The Agriculture Minister, Antonio Cabrera, is one of the biggest landowners in Brazil. The fact that on all his 200,000 hectares he runs only 41,000 head of cattle suggests that he may also be a land speculator. He was reported by a Brazilian newspaper as having helped organize auctions to raise money for the Ranchers’ Union, the body responsible for the majority of the organized political killings in the Brazilian countryside. His brothers were campaign managers for the bid made by the president of the Ranchers’ Union to become president of the Republic.

In the face of these powerful interests there are a few brave politicians and civil servants prepared to defend the rural workers. Their lives are often as precarious as those of the peasant leaders.

In some places, through sheer doggedness, the peasants are winning their fight to stay on their lands, though often at the cost of blood and burnings. In the county of Rio Maria in the state of Para, the rural union has buried 17 members, including two presidents, since 1982, but is still fighting for the rights of the surviving peasants to stay where they are. Of one peasant family the mayor of the county complained that though gunmen “have already killed the father, have already killed two sons, these people still have the gall to mount the platform and abuse the ranchers. We’ll have to resolve this problem.”

The bravery of some peasant leaders is matched by that of pastors, lawyers and members of support groups such as the Comissao Pastoral da Terra and the Movimento dos Sem Terra, which shared a Right Livelihood Award last year. Human rights lawyers, often working for no more than subsistence, badger the police into releasing untried prisoners and the courts into recognising the peasants’ landholdings. Many have been killed or wounded, by gunmen hired by syndicates of ranchers, mayors, judges and police chiefs who, by commissioning jointly, can spread responsibility for these riskier killings.

The priests supporting the peasant movements are generally those teaching liberation theology. It is often they who point out to the villagers, confounded by generations of abasement before authority, that they need not do as the landlords tell them. As a result they too feature prominently on the deathlists. The Pope, a sworn enemy of liberation theology, has imposed a silence on its leading Brazilian advocate. In a recent visit to Brazil he condemned the “invasion of private property”: referring to the occupation of unproductive ranches by peasants, rather than the occupation of productive peasant lands by ranchers. His critics suspect that his natural conservatism is augmented by fears that the Catholic Church’s big funders – who in Brazil are the landowners – will move over to the rapidly growing, arch-conservative evangelical churches.
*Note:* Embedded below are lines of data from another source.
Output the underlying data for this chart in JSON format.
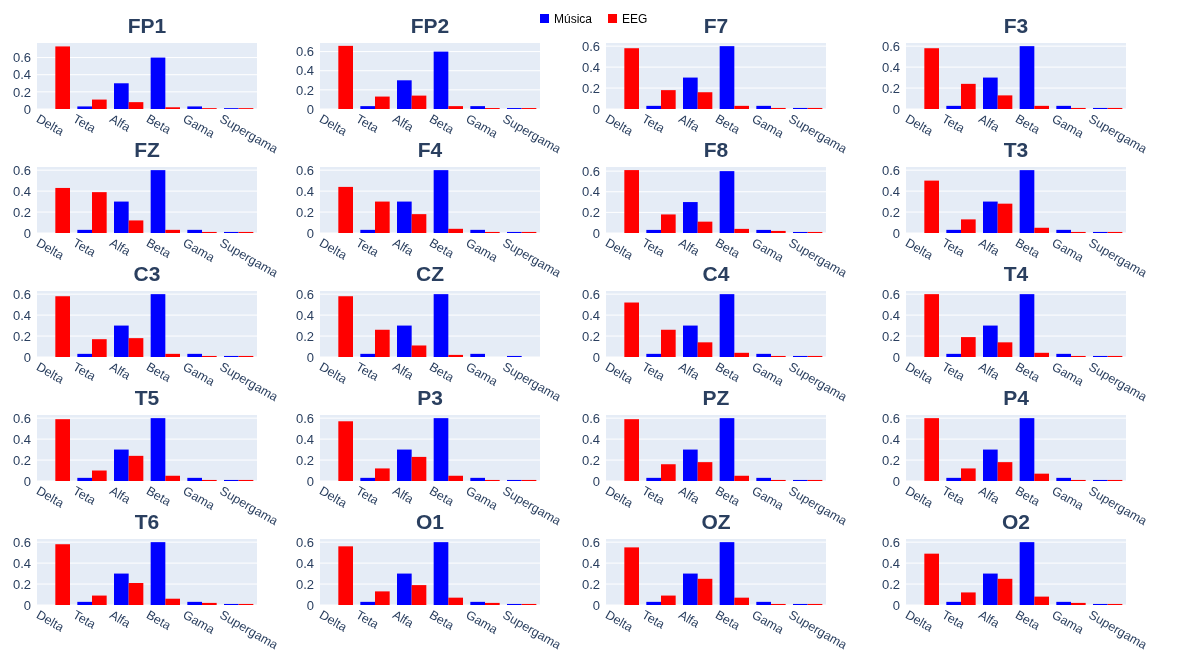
{
  "chart_data": [
    {
      "type": "bar",
      "title": "FP1",
      "categories": [
        "Delta",
        "Teta",
        "Alfa",
        "Beta",
        "Gama",
        "Supergama"
      ],
      "ylim": [
        0,
        0.77
      ],
      "yticks": [
        0,
        0.2,
        0.4,
        0.6
      ],
      "grid": "y",
      "legend": "top",
      "series": [
        {
          "name": "Música",
          "color": "#0000ff",
          "values": [
            0,
            0.03,
            0.3,
            0.6,
            0.03,
            0.01
          ]
        },
        {
          "name": "EEG",
          "color": "#ff0000",
          "values": [
            0.73,
            0.11,
            0.08,
            0.02,
            0.01,
            0.01
          ]
        }
      ]
    },
    {
      "type": "bar",
      "title": "FP2",
      "categories": [
        "Delta",
        "Teta",
        "Alfa",
        "Beta",
        "Gama",
        "Supergama"
      ],
      "ylim": [
        0,
        0.69
      ],
      "yticks": [
        0,
        0.2,
        0.4,
        0.6
      ],
      "grid": "y",
      "series": [
        {
          "color": "#0000ff",
          "values": [
            0,
            0.03,
            0.3,
            0.6,
            0.03,
            0.01
          ]
        },
        {
          "color": "#ff0000",
          "values": [
            0.66,
            0.13,
            0.14,
            0.03,
            0.01,
            0.01
          ]
        }
      ]
    },
    {
      "type": "bar",
      "title": "F7",
      "categories": [
        "Delta",
        "Teta",
        "Alfa",
        "Beta",
        "Gama",
        "Supergama"
      ],
      "ylim": [
        0,
        0.63
      ],
      "yticks": [
        0,
        0.2,
        0.4,
        0.6
      ],
      "grid": "y",
      "series": [
        {
          "color": "#0000ff",
          "values": [
            0,
            0.03,
            0.3,
            0.6,
            0.03,
            0.01
          ]
        },
        {
          "color": "#ff0000",
          "values": [
            0.58,
            0.18,
            0.16,
            0.03,
            0.01,
            0.01
          ]
        }
      ]
    },
    {
      "type": "bar",
      "title": "F3",
      "categories": [
        "Delta",
        "Teta",
        "Alfa",
        "Beta",
        "Gama",
        "Supergama"
      ],
      "ylim": [
        0,
        0.63
      ],
      "yticks": [
        0,
        0.2,
        0.4,
        0.6
      ],
      "grid": "y",
      "series": [
        {
          "color": "#0000ff",
          "values": [
            0,
            0.03,
            0.3,
            0.6,
            0.03,
            0.01
          ]
        },
        {
          "color": "#ff0000",
          "values": [
            0.58,
            0.24,
            0.13,
            0.03,
            0.01,
            0.01
          ]
        }
      ]
    },
    {
      "type": "bar",
      "title": "FZ",
      "categories": [
        "Delta",
        "Teta",
        "Alfa",
        "Beta",
        "Gama",
        "Supergama"
      ],
      "ylim": [
        0,
        0.63
      ],
      "yticks": [
        0,
        0.2,
        0.4,
        0.6
      ],
      "grid": "y",
      "series": [
        {
          "color": "#0000ff",
          "values": [
            0,
            0.03,
            0.3,
            0.6,
            0.03,
            0.01
          ]
        },
        {
          "color": "#ff0000",
          "values": [
            0.43,
            0.39,
            0.12,
            0.03,
            0.01,
            0.01
          ]
        }
      ]
    },
    {
      "type": "bar",
      "title": "F4",
      "categories": [
        "Delta",
        "Teta",
        "Alfa",
        "Beta",
        "Gama",
        "Supergama"
      ],
      "ylim": [
        0,
        0.63
      ],
      "yticks": [
        0,
        0.2,
        0.4,
        0.6
      ],
      "grid": "y",
      "series": [
        {
          "color": "#0000ff",
          "values": [
            0,
            0.03,
            0.3,
            0.6,
            0.03,
            0.01
          ]
        },
        {
          "color": "#ff0000",
          "values": [
            0.44,
            0.3,
            0.18,
            0.04,
            0.01,
            0.01
          ]
        }
      ]
    },
    {
      "type": "bar",
      "title": "F8",
      "categories": [
        "Delta",
        "Teta",
        "Alfa",
        "Beta",
        "Gama",
        "Supergama"
      ],
      "ylim": [
        0,
        0.64
      ],
      "yticks": [
        0,
        0.2,
        0.4,
        0.6
      ],
      "grid": "y",
      "series": [
        {
          "color": "#0000ff",
          "values": [
            0,
            0.03,
            0.3,
            0.6,
            0.03,
            0.01
          ]
        },
        {
          "color": "#ff0000",
          "values": [
            0.61,
            0.18,
            0.11,
            0.04,
            0.02,
            0.01
          ]
        }
      ]
    },
    {
      "type": "bar",
      "title": "T3",
      "categories": [
        "Delta",
        "Teta",
        "Alfa",
        "Beta",
        "Gama",
        "Supergama"
      ],
      "ylim": [
        0,
        0.63
      ],
      "yticks": [
        0,
        0.2,
        0.4,
        0.6
      ],
      "grid": "y",
      "series": [
        {
          "color": "#0000ff",
          "values": [
            0,
            0.03,
            0.3,
            0.6,
            0.03,
            0.01
          ]
        },
        {
          "color": "#ff0000",
          "values": [
            0.5,
            0.13,
            0.28,
            0.05,
            0.01,
            0.01
          ]
        }
      ]
    },
    {
      "type": "bar",
      "title": "C3",
      "categories": [
        "Delta",
        "Teta",
        "Alfa",
        "Beta",
        "Gama",
        "Supergama"
      ],
      "ylim": [
        0,
        0.63
      ],
      "yticks": [
        0,
        0.2,
        0.4,
        0.6
      ],
      "grid": "y",
      "series": [
        {
          "color": "#0000ff",
          "values": [
            0,
            0.03,
            0.3,
            0.6,
            0.03,
            0.01
          ]
        },
        {
          "color": "#ff0000",
          "values": [
            0.58,
            0.17,
            0.18,
            0.03,
            0.01,
            0.01
          ]
        }
      ]
    },
    {
      "type": "bar",
      "title": "CZ",
      "categories": [
        "Delta",
        "Teta",
        "Alfa",
        "Beta",
        "Gama",
        "Supergama"
      ],
      "ylim": [
        0,
        0.63
      ],
      "yticks": [
        0,
        0.2,
        0.4,
        0.6
      ],
      "grid": "y",
      "series": [
        {
          "color": "#0000ff",
          "values": [
            0,
            0.03,
            0.3,
            0.6,
            0.03,
            0.01
          ]
        },
        {
          "color": "#ff0000",
          "values": [
            0.58,
            0.26,
            0.11,
            0.02,
            0,
            0
          ]
        }
      ]
    },
    {
      "type": "bar",
      "title": "C4",
      "categories": [
        "Delta",
        "Teta",
        "Alfa",
        "Beta",
        "Gama",
        "Supergama"
      ],
      "ylim": [
        0,
        0.63
      ],
      "yticks": [
        0,
        0.2,
        0.4,
        0.6
      ],
      "grid": "y",
      "series": [
        {
          "color": "#0000ff",
          "values": [
            0,
            0.03,
            0.3,
            0.6,
            0.03,
            0.01
          ]
        },
        {
          "color": "#ff0000",
          "values": [
            0.52,
            0.26,
            0.14,
            0.04,
            0.01,
            0.01
          ]
        }
      ]
    },
    {
      "type": "bar",
      "title": "T4",
      "categories": [
        "Delta",
        "Teta",
        "Alfa",
        "Beta",
        "Gama",
        "Supergama"
      ],
      "ylim": [
        0,
        0.63
      ],
      "yticks": [
        0,
        0.2,
        0.4,
        0.6
      ],
      "grid": "y",
      "series": [
        {
          "color": "#0000ff",
          "values": [
            0,
            0.03,
            0.3,
            0.6,
            0.03,
            0.01
          ]
        },
        {
          "color": "#ff0000",
          "values": [
            0.6,
            0.19,
            0.14,
            0.04,
            0.01,
            0.01
          ]
        }
      ]
    },
    {
      "type": "bar",
      "title": "T5",
      "categories": [
        "Delta",
        "Teta",
        "Alfa",
        "Beta",
        "Gama",
        "Supergama"
      ],
      "ylim": [
        0,
        0.63
      ],
      "yticks": [
        0,
        0.2,
        0.4,
        0.6
      ],
      "grid": "y",
      "series": [
        {
          "color": "#0000ff",
          "values": [
            0,
            0.03,
            0.3,
            0.6,
            0.03,
            0.01
          ]
        },
        {
          "color": "#ff0000",
          "values": [
            0.59,
            0.1,
            0.24,
            0.05,
            0.01,
            0.01
          ]
        }
      ]
    },
    {
      "type": "bar",
      "title": "P3",
      "categories": [
        "Delta",
        "Teta",
        "Alfa",
        "Beta",
        "Gama",
        "Supergama"
      ],
      "ylim": [
        0,
        0.63
      ],
      "yticks": [
        0,
        0.2,
        0.4,
        0.6
      ],
      "grid": "y",
      "series": [
        {
          "color": "#0000ff",
          "values": [
            0,
            0.03,
            0.3,
            0.6,
            0.03,
            0.01
          ]
        },
        {
          "color": "#ff0000",
          "values": [
            0.57,
            0.12,
            0.23,
            0.05,
            0.01,
            0.01
          ]
        }
      ]
    },
    {
      "type": "bar",
      "title": "PZ",
      "categories": [
        "Delta",
        "Teta",
        "Alfa",
        "Beta",
        "Gama",
        "Supergama"
      ],
      "ylim": [
        0,
        0.63
      ],
      "yticks": [
        0,
        0.2,
        0.4,
        0.6
      ],
      "grid": "y",
      "series": [
        {
          "color": "#0000ff",
          "values": [
            0,
            0.03,
            0.3,
            0.6,
            0.03,
            0.01
          ]
        },
        {
          "color": "#ff0000",
          "values": [
            0.59,
            0.16,
            0.18,
            0.05,
            0.01,
            0.01
          ]
        }
      ]
    },
    {
      "type": "bar",
      "title": "P4",
      "categories": [
        "Delta",
        "Teta",
        "Alfa",
        "Beta",
        "Gama",
        "Supergama"
      ],
      "ylim": [
        0,
        0.63
      ],
      "yticks": [
        0,
        0.2,
        0.4,
        0.6
      ],
      "grid": "y",
      "series": [
        {
          "color": "#0000ff",
          "values": [
            0,
            0.03,
            0.3,
            0.6,
            0.03,
            0.01
          ]
        },
        {
          "color": "#ff0000",
          "values": [
            0.6,
            0.12,
            0.18,
            0.07,
            0.01,
            0.01
          ]
        }
      ]
    },
    {
      "type": "bar",
      "title": "T6",
      "categories": [
        "Delta",
        "Teta",
        "Alfa",
        "Beta",
        "Gama",
        "Supergama"
      ],
      "ylim": [
        0,
        0.63
      ],
      "yticks": [
        0,
        0.2,
        0.4,
        0.6
      ],
      "grid": "y",
      "series": [
        {
          "color": "#0000ff",
          "values": [
            0,
            0.03,
            0.3,
            0.6,
            0.03,
            0.01
          ]
        },
        {
          "color": "#ff0000",
          "values": [
            0.58,
            0.09,
            0.21,
            0.06,
            0.02,
            0.01
          ]
        }
      ]
    },
    {
      "type": "bar",
      "title": "O1",
      "categories": [
        "Delta",
        "Teta",
        "Alfa",
        "Beta",
        "Gama",
        "Supergama"
      ],
      "ylim": [
        0,
        0.63
      ],
      "yticks": [
        0,
        0.2,
        0.4,
        0.6
      ],
      "grid": "y",
      "series": [
        {
          "color": "#0000ff",
          "values": [
            0,
            0.03,
            0.3,
            0.6,
            0.03,
            0.01
          ]
        },
        {
          "color": "#ff0000",
          "values": [
            0.56,
            0.13,
            0.19,
            0.07,
            0.02,
            0.01
          ]
        }
      ]
    },
    {
      "type": "bar",
      "title": "OZ",
      "categories": [
        "Delta",
        "Teta",
        "Alfa",
        "Beta",
        "Gama",
        "Supergama"
      ],
      "ylim": [
        0,
        0.63
      ],
      "yticks": [
        0,
        0.2,
        0.4,
        0.6
      ],
      "grid": "y",
      "series": [
        {
          "color": "#0000ff",
          "values": [
            0,
            0.03,
            0.3,
            0.6,
            0.03,
            0.01
          ]
        },
        {
          "color": "#ff0000",
          "values": [
            0.55,
            0.09,
            0.25,
            0.07,
            0.01,
            0.01
          ]
        }
      ]
    },
    {
      "type": "bar",
      "title": "O2",
      "categories": [
        "Delta",
        "Teta",
        "Alfa",
        "Beta",
        "Gama",
        "Supergama"
      ],
      "ylim": [
        0,
        0.63
      ],
      "yticks": [
        0,
        0.2,
        0.4,
        0.6
      ],
      "grid": "y",
      "series": [
        {
          "color": "#0000ff",
          "values": [
            0,
            0.03,
            0.3,
            0.6,
            0.03,
            0.01
          ]
        },
        {
          "color": "#ff0000",
          "values": [
            0.49,
            0.12,
            0.25,
            0.08,
            0.02,
            0.01
          ]
        }
      ]
    }
  ]
}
Successive Brazilian governments have promised widespread land reform, with no intention of doing anything but taking the wind out of the peasant movements’ sails. When land has been distributed it has been allocated not in the peasants’ home states but in colonisation sites in the Amazon, the dustbin of Brazil’s social policies. This fails to solve the problems of the peasants – as the Amazon is generally infertile and subject to even worse land disputes than their home states – and, of course, destroys the rainforest. The government’s land agency – the Institute for Colonisation and Agrarian Reform – is a contradiction in terms.

President Collor promised that he would institute an agrarian reform programme which would be “the biggest in the world,” promising to resettle 500,000 families. He asked the Agriculture Minister to implement it, so nothing has happened. The land agency, which needed an extra 5000 staff to carry out the programme, has instead been cut back. Only where the peasants themselves have seized back the land snatched from them by ranchers has any expropriation taken place since Collor came to power. 12,000 families are now camped under tarpaulins beside vast unproductive properties, in response to the promise he has determined not to fulfil. There they will stay, while the landlords and politicians accumulate yet more of the diminishing lands of the majority, and the press retains its murderous silence.